The past century has seen major advances on our side, in the form of anti-malaria drugs and improved public health. But because the parasite has a generational lifespan of weeks or months and exists in vast populations within each infected host, it’s often able to stay many steps ahead of us, developing mutations to evade our medications.

Meanwhile, this war exacts a terrible toll: Every year, more than 500 million people become severely ill with malaria. More than a million of them die.

J. Koji Lum and his colleagues at Binghamton University want to take a closer look at how the malaria parasite Plasmodium falciparum evolved resistance to chloroquine, the best weapon humans have ever had in the fight.

Lum, associate professor of anthropology and biological sciences, and Ralph Garruto, professor of biomedical anthropology, have about 11,000 archived human blood samples from malarious regions of the Pacific collected from the 1950s to the present.

J. Koji Lum

A $1.5 million grant from the National Institutes of Health will allow them to analyze these samples and document the accumulation of genetic changes that resulted in chloroquine’s treatment failure in the Pacific.

“We’re on this treadmill running as fast as we can to create these medicines just to keep up with the relatively rapid mutation rate of the parasites,” Lum said. “Our project is trying to say, ‘Look, the most successful anti-malarial drug in history was chloroquine. It lasted for decades in some regions of the world. It’s still effective in some areas like South America.

“‘Can we, by examining how the falciparum parasite evaded this medicine, gain insights into slowing down the treadmill a little bit, trying to figure out ways that we can use medicines more intelligently? Are there insights we can gain from the failure of chloroquine to allow us to get the most bang for the buck from the new anti-malarials?’”
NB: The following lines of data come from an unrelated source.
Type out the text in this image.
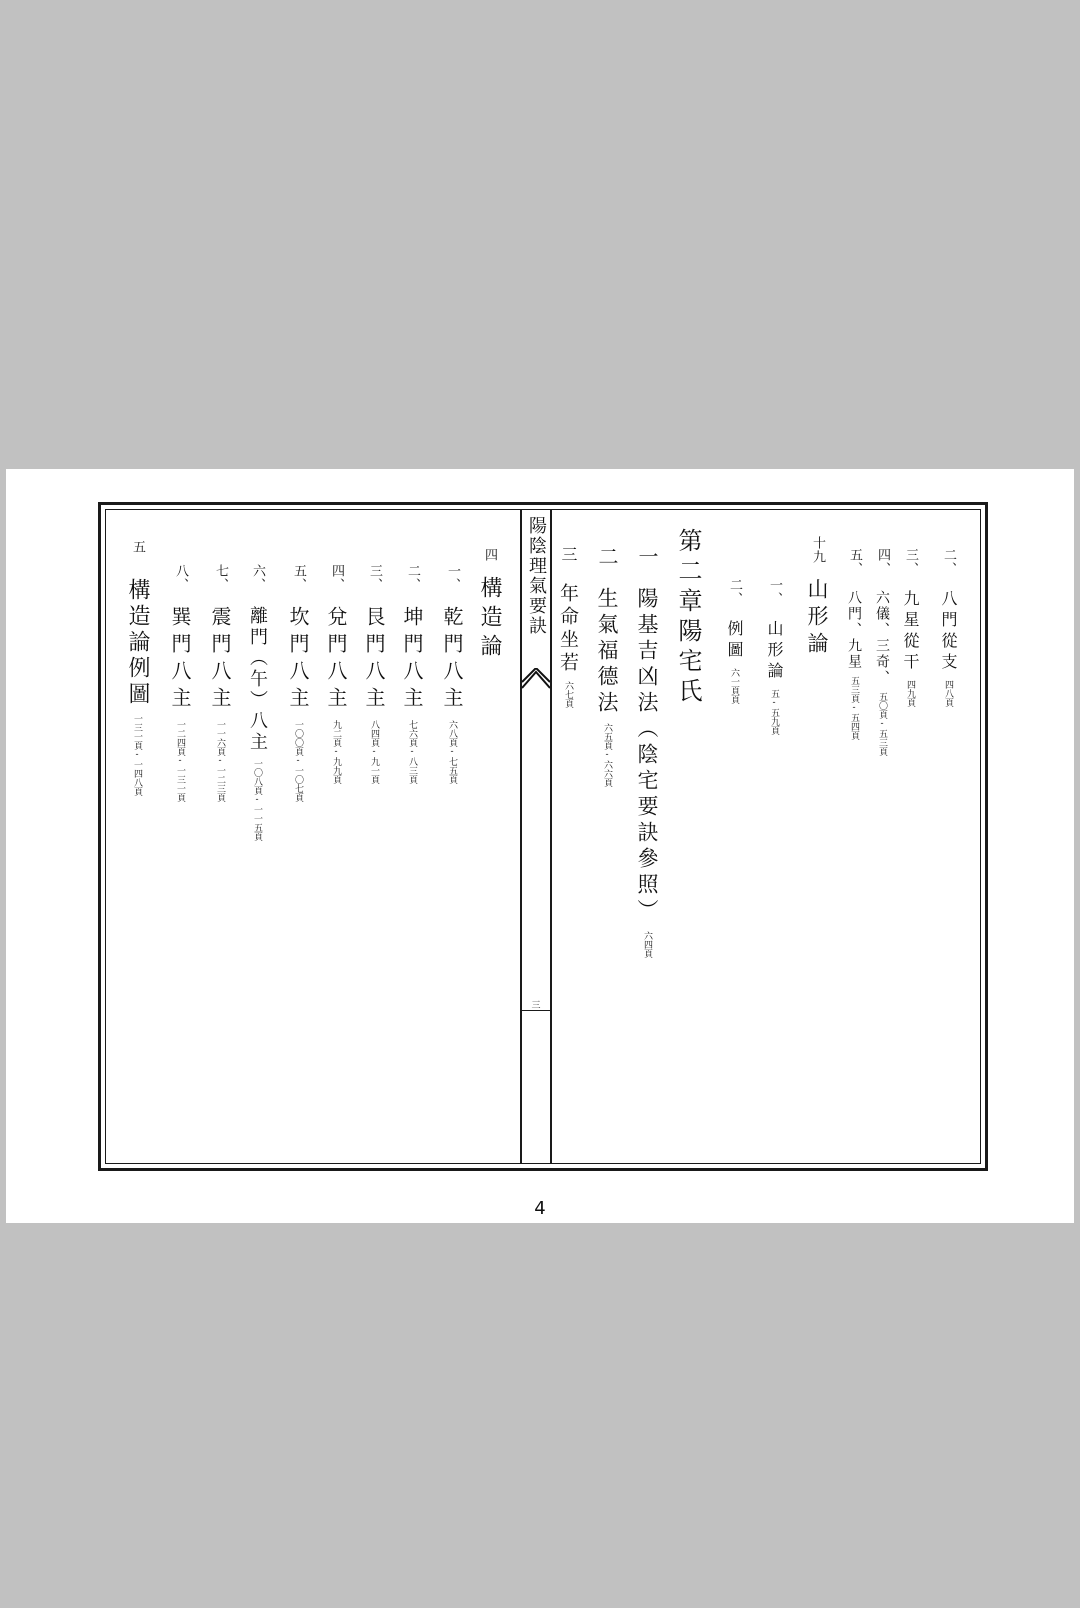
二、八門從支四八頁
三、九星從干四九頁
四、六儀、三奇、五〇頁-五三頁
五、八門、九星五三頁-五四頁
十九山形論
一、山形論五-五九頁
二、例圖六一頁頁
第二章陽宅氏
一陽基吉凶法（陰宅要訣參照）六四頁
二生氣福德法六五頁-六六頁
三年命坐若六七頁
陽陰理氣要訣
三
四構造論
一、乾門八主六八頁-七五頁
二、坤門八主七六頁-八三頁
三、艮門八主八四頁-九一頁
四、兌門八主九二頁-九九頁
五、坎門八主一〇〇頁-一〇七頁
六、離門（午）八主一〇八頁-一一五頁
七、震門八主一一六頁-一二三頁
八、巽門八主一二四頁-一三一頁
五構造論例圖一三一頁-一四八頁
4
Other researchers have speculated about the parasite’s genetic mutations, but no one has ever been able to document the path it actually took to its current status.

The World Health Organization estimates that malaria causes an average loss of 1.3 percent annual economic growth in countries with intense transmission. Some 40 percent of the world’s population is at risk of malaria, which disproportionately affects young children in sub-Saharan Africa.

Lum argues that global warming, which is expanding the tropical regions of the globe, and a global economy, in which parasites and mosquitoes can move across borders with goods, money and people, should spark renewed interest in malaria among people in developed countries.

“All vector-borne diseases, everything that relies on a mosquito, are going to become bigger problems as our temperatures increase and the variance in our weather patterns increases,” Lum said. “And the time it takes to move around the planet is a small fraction of the incubation time for our diseases.”